トップページ - 糖尿病臨床現場で行う“ロカボ”のすすめ - 5. 食を楽しみながら健康になろう〜社会全体で支える健康づくり
特別インタビュー
糖尿病臨床現場で行う“ロカボ”のすすめ

北里大学北里研究所病院 糖尿病センター長
山田 悟 先生

5. 食を楽しみながら健康になろう
〜社会全体で支える健康づくり

(2017年03月 公開)

糖質制限は一般生活者のダイエット方法としても注目されています。流行りのダイエットといえば、小麦粉を使わないグルテンフリーなども流行しているようですね。

Dr. 山田:グルテンフリーはもともと、グルテンアレルギーをもつセリアック病患者向けの治療の1つだったんです。恐らくプロテニスプレーヤーのジョコビッチがセリアック病の気があって、グルテンフリーにしたら体調がよくなったというストーリーから、グルテンフリーにすると身体にいいらしいという話になり、欧米の場合、小麦粉をやめたら糖質制限もできるのでそのまま減量になった。そしてグルテンフリーはダイエットだという話になって日本に上陸した。でも日本はもともとお米が主食なので、グルテンフリーにするだけじゃあまり変わらなかった。

お米自体を糖質制限米のような形に変えることはできないんですか。近年、低GIが特徴の高アミロース米なども開発されているようですが。

Dr. 山田:食べても血糖値が上がりにくい、そして美味しいというようなお米の開発も大切ですよね。そういうことを考えてくださっているメーカーさんも現れていて、改良を重ねているようです。やっぱり諦めるんじゃなくて、いかに工夫して食べるかが大切ですよね。

先生がすごいのは、理解者を増やすだけでなく、商品化を促し、市場開拓を行っているところです。多くの人が低糖質にふれられるチャンスを作っておられる。皆が手軽に、健康づくりができるインフラ作りですね。

Dr. 山田:レストランから始まり、食品メーカーさんと商品開発を検討し、その商品がコンビニやスーパーさんの流通で広がり、ノウハウの応用が社食にも広がっています。朝コンビニでちょっと買って食べて、昼は社食、夜はレストランで、、となっても外で全部何とかなる世界です。

糖尿病は治療中断する人や、病院へ行きにくいという人も多くいて問題になっています。それでも、ふだんの生活の中で選択肢さえあれば、それなりにやっていけるようにしていきたいのです。

糖尿病の療養生活は病院ではなく、患者さん個々の実生活が舞台になるわけですし、簡便に商品やサービスを活用することができれば、成功率が上がりますね。最近は便利なIT技術も出てきましたし。

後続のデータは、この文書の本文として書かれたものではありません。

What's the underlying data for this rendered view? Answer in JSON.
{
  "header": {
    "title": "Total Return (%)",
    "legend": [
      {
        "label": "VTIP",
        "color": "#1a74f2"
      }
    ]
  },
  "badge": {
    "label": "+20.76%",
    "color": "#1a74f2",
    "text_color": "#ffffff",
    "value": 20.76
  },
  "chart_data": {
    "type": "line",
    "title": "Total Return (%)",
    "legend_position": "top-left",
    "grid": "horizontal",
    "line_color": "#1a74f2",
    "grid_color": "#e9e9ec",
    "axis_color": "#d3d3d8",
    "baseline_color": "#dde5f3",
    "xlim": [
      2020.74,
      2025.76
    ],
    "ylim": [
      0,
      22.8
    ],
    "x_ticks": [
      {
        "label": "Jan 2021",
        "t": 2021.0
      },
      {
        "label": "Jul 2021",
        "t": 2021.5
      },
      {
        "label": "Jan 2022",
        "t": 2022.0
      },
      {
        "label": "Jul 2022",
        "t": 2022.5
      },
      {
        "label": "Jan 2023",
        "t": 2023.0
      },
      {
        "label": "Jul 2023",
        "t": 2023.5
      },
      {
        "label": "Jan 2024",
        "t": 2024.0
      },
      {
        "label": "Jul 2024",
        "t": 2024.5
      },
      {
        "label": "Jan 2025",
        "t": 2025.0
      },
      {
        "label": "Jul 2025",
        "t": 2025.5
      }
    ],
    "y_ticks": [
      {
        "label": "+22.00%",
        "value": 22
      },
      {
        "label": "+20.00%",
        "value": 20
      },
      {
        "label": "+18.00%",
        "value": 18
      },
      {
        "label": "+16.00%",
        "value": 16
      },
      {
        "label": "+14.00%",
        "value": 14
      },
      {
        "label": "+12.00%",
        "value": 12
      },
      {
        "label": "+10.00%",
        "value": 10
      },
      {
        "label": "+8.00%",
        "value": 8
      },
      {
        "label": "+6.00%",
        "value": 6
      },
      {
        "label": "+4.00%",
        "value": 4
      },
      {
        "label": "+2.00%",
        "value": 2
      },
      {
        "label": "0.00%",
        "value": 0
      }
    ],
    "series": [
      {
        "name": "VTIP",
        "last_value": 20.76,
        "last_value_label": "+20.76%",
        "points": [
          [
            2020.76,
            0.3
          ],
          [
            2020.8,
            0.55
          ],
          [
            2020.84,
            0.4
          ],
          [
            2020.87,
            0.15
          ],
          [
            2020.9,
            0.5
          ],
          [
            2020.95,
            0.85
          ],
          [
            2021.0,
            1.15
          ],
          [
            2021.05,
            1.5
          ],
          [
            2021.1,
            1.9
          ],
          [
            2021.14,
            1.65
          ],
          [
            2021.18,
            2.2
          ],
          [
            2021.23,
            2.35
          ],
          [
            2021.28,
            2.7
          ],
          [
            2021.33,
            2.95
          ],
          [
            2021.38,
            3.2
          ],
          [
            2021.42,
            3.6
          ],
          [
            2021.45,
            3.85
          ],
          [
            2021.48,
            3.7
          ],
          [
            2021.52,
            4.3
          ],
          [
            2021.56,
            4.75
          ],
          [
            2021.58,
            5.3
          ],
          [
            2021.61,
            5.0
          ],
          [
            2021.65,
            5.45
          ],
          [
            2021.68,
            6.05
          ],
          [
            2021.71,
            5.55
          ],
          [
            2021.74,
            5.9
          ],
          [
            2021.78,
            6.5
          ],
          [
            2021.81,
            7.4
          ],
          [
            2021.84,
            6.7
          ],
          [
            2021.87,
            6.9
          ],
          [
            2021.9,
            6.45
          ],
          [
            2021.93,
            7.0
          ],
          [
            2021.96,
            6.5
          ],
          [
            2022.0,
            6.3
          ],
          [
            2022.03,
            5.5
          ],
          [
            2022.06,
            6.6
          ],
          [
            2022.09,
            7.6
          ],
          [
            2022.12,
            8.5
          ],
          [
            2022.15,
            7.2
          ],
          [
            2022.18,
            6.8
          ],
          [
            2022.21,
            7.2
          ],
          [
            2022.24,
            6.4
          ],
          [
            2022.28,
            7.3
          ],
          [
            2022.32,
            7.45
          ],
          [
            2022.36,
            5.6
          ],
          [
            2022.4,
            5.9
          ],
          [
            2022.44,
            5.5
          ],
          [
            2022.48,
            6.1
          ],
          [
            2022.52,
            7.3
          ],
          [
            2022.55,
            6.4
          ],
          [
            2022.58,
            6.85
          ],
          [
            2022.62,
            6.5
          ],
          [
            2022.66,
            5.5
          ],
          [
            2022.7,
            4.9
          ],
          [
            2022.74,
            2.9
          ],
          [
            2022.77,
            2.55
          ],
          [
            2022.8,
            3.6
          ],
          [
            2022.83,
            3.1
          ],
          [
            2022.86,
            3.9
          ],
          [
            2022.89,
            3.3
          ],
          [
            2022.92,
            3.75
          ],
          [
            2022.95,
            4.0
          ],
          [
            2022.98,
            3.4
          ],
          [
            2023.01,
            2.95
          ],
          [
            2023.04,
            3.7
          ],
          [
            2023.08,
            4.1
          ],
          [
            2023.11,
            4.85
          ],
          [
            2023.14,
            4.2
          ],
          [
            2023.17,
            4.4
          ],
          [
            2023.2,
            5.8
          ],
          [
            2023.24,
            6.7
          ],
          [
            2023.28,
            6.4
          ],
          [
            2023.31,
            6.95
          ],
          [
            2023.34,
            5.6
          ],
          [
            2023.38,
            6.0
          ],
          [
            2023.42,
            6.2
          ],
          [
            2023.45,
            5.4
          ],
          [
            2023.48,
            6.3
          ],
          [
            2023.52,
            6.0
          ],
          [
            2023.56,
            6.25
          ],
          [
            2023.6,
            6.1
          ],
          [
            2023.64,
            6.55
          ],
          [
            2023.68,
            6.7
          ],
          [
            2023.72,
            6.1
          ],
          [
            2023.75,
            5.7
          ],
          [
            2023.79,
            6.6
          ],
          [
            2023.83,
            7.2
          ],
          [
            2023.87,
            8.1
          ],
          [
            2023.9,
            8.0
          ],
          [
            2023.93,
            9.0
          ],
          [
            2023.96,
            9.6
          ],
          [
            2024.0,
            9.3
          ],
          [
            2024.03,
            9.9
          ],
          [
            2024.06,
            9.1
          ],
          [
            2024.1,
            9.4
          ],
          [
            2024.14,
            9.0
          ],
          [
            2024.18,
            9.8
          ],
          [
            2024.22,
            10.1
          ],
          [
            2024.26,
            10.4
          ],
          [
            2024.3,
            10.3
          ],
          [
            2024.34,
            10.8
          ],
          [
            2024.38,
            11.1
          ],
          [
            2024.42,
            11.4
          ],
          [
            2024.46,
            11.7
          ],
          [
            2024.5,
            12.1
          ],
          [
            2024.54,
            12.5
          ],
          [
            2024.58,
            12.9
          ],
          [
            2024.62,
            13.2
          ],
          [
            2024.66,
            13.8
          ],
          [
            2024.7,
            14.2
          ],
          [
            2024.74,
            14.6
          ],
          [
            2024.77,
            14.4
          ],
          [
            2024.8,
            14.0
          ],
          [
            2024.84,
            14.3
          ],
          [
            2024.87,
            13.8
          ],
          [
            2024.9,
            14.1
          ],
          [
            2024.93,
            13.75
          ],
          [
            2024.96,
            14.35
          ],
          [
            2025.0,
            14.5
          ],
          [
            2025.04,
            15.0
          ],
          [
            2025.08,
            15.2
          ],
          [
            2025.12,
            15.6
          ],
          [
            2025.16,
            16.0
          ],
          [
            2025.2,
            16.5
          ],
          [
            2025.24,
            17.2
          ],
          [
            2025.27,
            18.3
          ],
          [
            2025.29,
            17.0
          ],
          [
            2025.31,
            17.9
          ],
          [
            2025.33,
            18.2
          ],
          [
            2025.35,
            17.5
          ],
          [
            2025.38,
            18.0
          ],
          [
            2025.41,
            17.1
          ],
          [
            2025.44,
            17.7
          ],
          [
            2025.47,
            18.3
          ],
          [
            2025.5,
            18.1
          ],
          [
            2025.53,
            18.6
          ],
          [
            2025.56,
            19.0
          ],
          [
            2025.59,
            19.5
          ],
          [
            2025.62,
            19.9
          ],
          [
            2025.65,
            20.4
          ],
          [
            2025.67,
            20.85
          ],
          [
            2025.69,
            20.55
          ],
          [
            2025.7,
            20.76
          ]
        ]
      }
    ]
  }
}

Dr. 山田:そうですね、それでも糖尿病の世界では、Face to Faceが大事だと思っています。いくら医療技術が発達しても、表情とか声色、目線のポジションなどから読み取れる情報があります。診療現場はそこがとても大事。

糖尿病患者さんは、基本的に頑張っている人が多いはずなんです。医者にかかろうとするだけでも、努力をしているわけです。例えば、患者さんには2パターンいます。いろいろと我慢して辛いと思っていても、HbA1cが下がることを喜びにしてがんばれている人と、食生活を楽しみながら療養生活を送れている人(もう1つ食事に対して何もやっていない人というのもありますが)。

うまくいっている人はその2パターン。そして、HbA1cが下がって喜んではいるけど、実は食生活を楽しめていないという人は、どこかでリバウンドする確率が高いんですね。そういう人には何で辛いのかを聞き出し、そこに解決策を早く打つ必要があります。食べたいものとかないですか?何かお悩みはないですか?と質問をしたとき、表情が曇ったりしないか、変化を見逃さないようにしてあげてください。将来的に遠隔医療とか、アプリで管理するとか、いろいろなIT技術が出てくるかもしれませんが、診療が大事なのはそういうところなのです。

食事指導についても、コミュニケーションがキーワードになっていましたが、“ロカボ”は社会を変え、糖尿病の療養指導を大きく変えるきっかけになる力を感じました。 山田先生、ありがとうございました。